Unten in Block D führte ein roter Teppich sogar in ein neues, gut durchgestyltes Waldbühnen-Glamourgefühl hinein. Hier offerierte der „Brandenburger Hof“ seinen Gästen und Kunden in dunkelgrünen Korbtaschen ein professionell zusammengestelltes Picknick. Sogar Gläser und Flaschen waren dabei erlaubt. Mit Lust warfen die Mitarbeiter Tütchen mit hausgemachtem Eis in die Menge.

Die musikalische „Nuit française“ war sommerlich heiter geprägt. Mit dem „Carnaval romain“ von Hector Berlioz ging es beschwingt los. Ein Höhepunkt war „Le Carnaval des animaux“ von Camille Saint-Saëns in der Fassung für zwei Klaviere und Orchester. Die großartigen Solistinnen Katia und Marielle Labèque schufen Tierbilder aus Noten, verwandelten Gazellen und Kängurus in Klavierklänge und entließen sie lebendig und liebenswert in die Nacht. Mit klarer Sanftheit bewegten sie das Wasser im „Aquarium“. War es wirklich der Kuckuck, der da aus den Tiefen des Waldes rief oder doch die Kunst des Orchesters?

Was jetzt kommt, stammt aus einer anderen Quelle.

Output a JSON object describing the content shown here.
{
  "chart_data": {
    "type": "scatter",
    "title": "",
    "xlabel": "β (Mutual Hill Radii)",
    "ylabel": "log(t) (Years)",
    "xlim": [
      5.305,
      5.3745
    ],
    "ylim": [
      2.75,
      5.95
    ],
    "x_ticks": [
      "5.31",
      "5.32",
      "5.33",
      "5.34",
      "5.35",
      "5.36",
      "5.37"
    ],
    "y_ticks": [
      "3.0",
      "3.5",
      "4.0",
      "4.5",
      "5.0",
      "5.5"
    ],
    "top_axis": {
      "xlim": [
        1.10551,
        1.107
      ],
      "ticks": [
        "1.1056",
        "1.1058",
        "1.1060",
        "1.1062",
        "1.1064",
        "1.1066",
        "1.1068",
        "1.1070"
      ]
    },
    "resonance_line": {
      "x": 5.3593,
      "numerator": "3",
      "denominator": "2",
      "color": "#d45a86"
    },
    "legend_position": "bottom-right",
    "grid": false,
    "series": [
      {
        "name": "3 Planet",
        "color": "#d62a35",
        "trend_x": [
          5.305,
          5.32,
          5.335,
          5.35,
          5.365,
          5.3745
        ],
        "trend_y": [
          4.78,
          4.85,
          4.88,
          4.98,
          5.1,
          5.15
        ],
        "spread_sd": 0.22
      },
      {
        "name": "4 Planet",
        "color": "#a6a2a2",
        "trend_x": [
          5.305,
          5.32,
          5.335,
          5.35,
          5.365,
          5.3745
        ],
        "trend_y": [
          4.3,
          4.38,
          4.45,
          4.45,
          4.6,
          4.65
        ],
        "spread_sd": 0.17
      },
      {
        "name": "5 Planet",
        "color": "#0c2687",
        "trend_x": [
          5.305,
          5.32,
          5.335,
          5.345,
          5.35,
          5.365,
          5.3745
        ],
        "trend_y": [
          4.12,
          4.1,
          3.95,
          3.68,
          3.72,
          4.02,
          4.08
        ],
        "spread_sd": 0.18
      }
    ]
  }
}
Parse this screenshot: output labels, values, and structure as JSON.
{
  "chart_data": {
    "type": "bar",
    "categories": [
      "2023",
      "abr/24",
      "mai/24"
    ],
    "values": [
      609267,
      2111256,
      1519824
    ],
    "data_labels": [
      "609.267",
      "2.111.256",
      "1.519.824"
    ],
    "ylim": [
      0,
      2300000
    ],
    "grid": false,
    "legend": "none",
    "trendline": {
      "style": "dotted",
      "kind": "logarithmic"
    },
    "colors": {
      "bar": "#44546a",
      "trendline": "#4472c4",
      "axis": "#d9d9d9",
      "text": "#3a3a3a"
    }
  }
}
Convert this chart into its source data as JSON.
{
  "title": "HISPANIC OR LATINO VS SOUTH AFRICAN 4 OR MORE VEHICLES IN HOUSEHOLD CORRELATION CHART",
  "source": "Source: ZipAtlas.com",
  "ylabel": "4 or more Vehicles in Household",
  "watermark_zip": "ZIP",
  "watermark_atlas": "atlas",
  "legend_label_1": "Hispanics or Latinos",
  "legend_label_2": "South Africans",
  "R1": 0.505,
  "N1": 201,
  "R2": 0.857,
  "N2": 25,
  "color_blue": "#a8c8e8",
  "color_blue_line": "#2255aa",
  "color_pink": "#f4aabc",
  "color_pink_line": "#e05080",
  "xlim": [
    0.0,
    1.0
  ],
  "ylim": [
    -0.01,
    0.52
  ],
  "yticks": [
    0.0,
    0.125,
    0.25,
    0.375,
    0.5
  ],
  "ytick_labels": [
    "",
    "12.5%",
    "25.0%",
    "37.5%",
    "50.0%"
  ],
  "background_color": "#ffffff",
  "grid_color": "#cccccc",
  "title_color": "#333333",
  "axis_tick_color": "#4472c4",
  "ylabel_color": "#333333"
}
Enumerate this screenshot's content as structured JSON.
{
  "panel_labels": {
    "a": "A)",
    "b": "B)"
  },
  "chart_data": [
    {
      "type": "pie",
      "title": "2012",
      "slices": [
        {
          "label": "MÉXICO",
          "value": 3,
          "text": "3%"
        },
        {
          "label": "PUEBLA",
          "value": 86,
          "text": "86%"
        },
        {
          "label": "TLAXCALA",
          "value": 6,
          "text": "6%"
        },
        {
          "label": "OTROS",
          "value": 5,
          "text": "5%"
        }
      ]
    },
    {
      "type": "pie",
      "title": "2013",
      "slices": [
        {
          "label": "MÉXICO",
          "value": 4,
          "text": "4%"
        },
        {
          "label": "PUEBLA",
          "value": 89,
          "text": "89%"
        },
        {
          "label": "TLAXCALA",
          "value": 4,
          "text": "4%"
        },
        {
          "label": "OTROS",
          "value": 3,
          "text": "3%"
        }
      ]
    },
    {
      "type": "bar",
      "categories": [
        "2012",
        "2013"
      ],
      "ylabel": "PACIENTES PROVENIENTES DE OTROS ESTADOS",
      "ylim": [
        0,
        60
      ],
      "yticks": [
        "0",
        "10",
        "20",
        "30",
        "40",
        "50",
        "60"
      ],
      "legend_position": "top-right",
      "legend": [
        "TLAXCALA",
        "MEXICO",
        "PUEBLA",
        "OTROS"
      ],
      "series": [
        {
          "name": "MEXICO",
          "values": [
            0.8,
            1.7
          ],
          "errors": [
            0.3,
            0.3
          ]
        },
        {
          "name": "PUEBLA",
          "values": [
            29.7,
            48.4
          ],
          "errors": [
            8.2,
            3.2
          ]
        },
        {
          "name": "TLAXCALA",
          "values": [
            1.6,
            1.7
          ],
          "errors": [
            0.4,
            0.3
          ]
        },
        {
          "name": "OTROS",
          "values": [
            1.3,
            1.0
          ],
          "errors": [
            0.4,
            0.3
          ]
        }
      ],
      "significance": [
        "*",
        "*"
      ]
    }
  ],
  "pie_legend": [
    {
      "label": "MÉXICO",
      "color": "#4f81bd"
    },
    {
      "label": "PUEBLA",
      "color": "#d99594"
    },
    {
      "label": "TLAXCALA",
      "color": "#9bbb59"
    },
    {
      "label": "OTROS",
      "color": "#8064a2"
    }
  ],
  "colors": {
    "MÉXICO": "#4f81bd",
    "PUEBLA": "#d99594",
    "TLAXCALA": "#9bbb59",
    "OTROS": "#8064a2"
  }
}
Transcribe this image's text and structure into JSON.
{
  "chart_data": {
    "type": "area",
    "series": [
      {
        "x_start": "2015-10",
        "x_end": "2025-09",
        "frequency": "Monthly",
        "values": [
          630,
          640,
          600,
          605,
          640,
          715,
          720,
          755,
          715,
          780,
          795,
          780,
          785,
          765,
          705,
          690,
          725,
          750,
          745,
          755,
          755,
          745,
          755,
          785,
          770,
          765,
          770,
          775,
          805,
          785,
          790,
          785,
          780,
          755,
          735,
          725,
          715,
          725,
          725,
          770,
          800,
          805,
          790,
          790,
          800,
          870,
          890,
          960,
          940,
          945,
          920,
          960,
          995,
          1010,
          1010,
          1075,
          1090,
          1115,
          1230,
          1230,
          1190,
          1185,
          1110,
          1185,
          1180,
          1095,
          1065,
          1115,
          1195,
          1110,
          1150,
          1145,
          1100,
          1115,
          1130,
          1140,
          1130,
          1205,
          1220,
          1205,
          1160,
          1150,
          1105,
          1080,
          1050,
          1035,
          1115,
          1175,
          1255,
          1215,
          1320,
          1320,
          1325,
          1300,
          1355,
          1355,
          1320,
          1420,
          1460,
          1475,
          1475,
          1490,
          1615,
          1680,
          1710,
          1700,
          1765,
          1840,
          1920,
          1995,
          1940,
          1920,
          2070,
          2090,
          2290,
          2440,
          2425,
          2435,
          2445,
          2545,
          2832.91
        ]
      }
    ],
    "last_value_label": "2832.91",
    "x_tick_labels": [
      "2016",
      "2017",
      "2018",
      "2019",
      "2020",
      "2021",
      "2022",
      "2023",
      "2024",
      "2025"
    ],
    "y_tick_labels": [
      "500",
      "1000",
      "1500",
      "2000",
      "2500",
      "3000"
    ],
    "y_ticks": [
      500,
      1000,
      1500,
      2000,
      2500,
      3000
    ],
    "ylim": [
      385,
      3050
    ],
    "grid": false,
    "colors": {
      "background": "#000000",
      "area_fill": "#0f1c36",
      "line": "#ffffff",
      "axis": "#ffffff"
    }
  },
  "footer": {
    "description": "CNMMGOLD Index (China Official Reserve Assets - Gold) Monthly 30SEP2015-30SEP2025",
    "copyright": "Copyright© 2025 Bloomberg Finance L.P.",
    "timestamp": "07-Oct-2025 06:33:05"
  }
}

Der Zauber dieser Sommernacht wurde noch verstärkt vom makellosen Wetter, dem ganz sacht verglimmenden Abendhimmel, dessen gelassene Ruhe kaum das gelegentliche Knurren eines in der Ferne vorüberziehenden Flugzeugs zu stören wagte. Es war, als lauschten alle noch konzentrierter als sonst, so dass sich zum Finale des Karnevals der Tiere eine einzelne kleine Maus mitten auf den breiten Weg zwischen den Zuschauerblöcken traute und scheinbar andächtig mitlauschte. Stürmisch bejubelt wurde Maurice Ravels „Boléro“, wie eine Hineinsteigerung in die Vorfreude auf den Sommer. Da hing schon schwer der Duft der Wunderkerzen in der Luft.

Ein Wunder ist auch die Rückfahrt mit der S-Bahn in die Stadt. Es gibt keinen Termin im Jahreslauf, an dem sich einander eigentlich fremde Berliner so oft und so freiwillig zulächeln wie nach diesem Konzert. Es ist nämlich wirklich eine Art Familienereignis.